25th August 2014 By: Natalie Greve - Creamer Media Contributing Editor Online

Shopping mall development in SA pre-empting demand, CEO warns

Pareto CEO Marius Muller

Amid mounting consumer pressure, recently opened shopping centres, as well as those set to open in the coming months, could experience a slow start to trading as they open ahead of the requisite market demand for additional retail developments, property loan stock firm Pareto CEO Marius Muller has cautioned.

The Pareto head, whose company boasts a stake in a portfolio of regional and super-regional shopping centres, including the Cresta Shopping Centre and Sandton City, in Johannesburg, the Menlyn Park Shopping Centre, in Pretoria, and Cavendish Square, in Cape Town, noted that, while some developments would quickly progress beyond these “growing pains” to become thriving retail successes, others may not be sustainable.

“The success of a shopping centre has as much to do with site selection as it does with execution from its developer.

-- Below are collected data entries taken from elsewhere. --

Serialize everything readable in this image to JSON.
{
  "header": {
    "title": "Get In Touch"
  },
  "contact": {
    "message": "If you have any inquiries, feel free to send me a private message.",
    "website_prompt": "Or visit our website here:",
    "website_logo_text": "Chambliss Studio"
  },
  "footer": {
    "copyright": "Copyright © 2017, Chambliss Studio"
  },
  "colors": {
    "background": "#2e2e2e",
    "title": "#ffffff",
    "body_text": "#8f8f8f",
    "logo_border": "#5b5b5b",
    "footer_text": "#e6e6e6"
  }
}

Right now, the listed property sector is hungry for chunky retail development, but cannot find high-quality stock in the market.

“[As a result], they’re dipping into the next tier and creating demand for B-grade retail property at keener yields than found previously. Developers are aware of this demand and putting it out there,” he said in a statement on Monday.

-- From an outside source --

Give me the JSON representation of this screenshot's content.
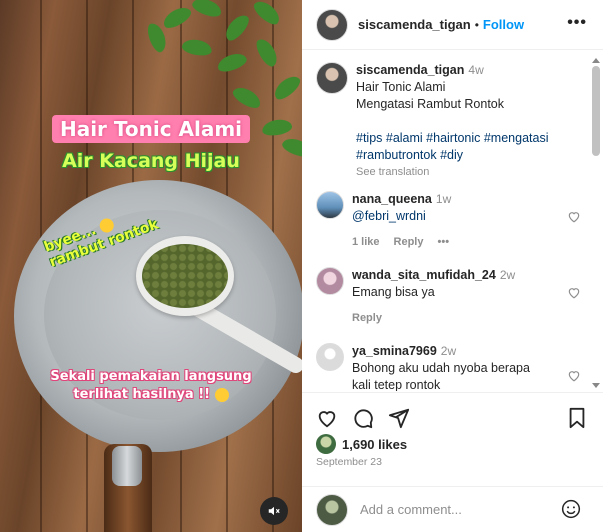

Muller noted that this resulted in some developers delivering shopping centres that were oversized or that opened too far ahead of market support, which brought the long-term sustainability of these malls into question.

This model, although not without early challenges, had resulted in some of the country’s most successful malls.

He cited Canal Walk Shopping Centre and Gateway Theatre of Shopping, in Umhlanga, as centres that had entered their markets well ahead of consumer support and at sizes not sustainable when first opened.

As a result, they were met with challenging trading in their early days.

“But, as their markets grew, these centres were right-sized. Now, they are growing with their markets and are star performers,” he asserted.

The developing 120 000 m2 Mall of Africa, due to open in Waterfall City, Midrand, in 2016, could experience a similar pattern, Muller argued, as its shopper market grows.

He believed, however, that it would ultimately be successful.

“However, there are cases where delivery to market is far too early, because there does need to be some market demand. There are malls that are too big and are being built too far ahead of time. In one case, a significant portion of one such development has had to be mothballed,” he said, adding that large retail developments in the Eastern Cape were of particular concern in this regard.

Developers were advised to adopt a more cautious approach in the current economic climate, initially developing a centre that suited the existing market, before growing in a phased approach, as market support expanded.

This phased development strategy had proved highly successful at a number of local malls, and mitigated the risk of early slow trading.

Muller added that national retailer expansion strategies were also impacting the wave of new retail space entering the market.

“While some retailers, such as Shoprite, have made it clear that their growth will not see them cannibalising their own stores, others are less defensive of their existing outlets.

“As profit margins are being squeezed, they are hoping to offset this with greater turnover. This is resulting in retailers expanding their footprints because their competitors have to shut out competitors, which doesn’t always make sense. More stores are not always the answer and can sometimes result in little gain,” he held.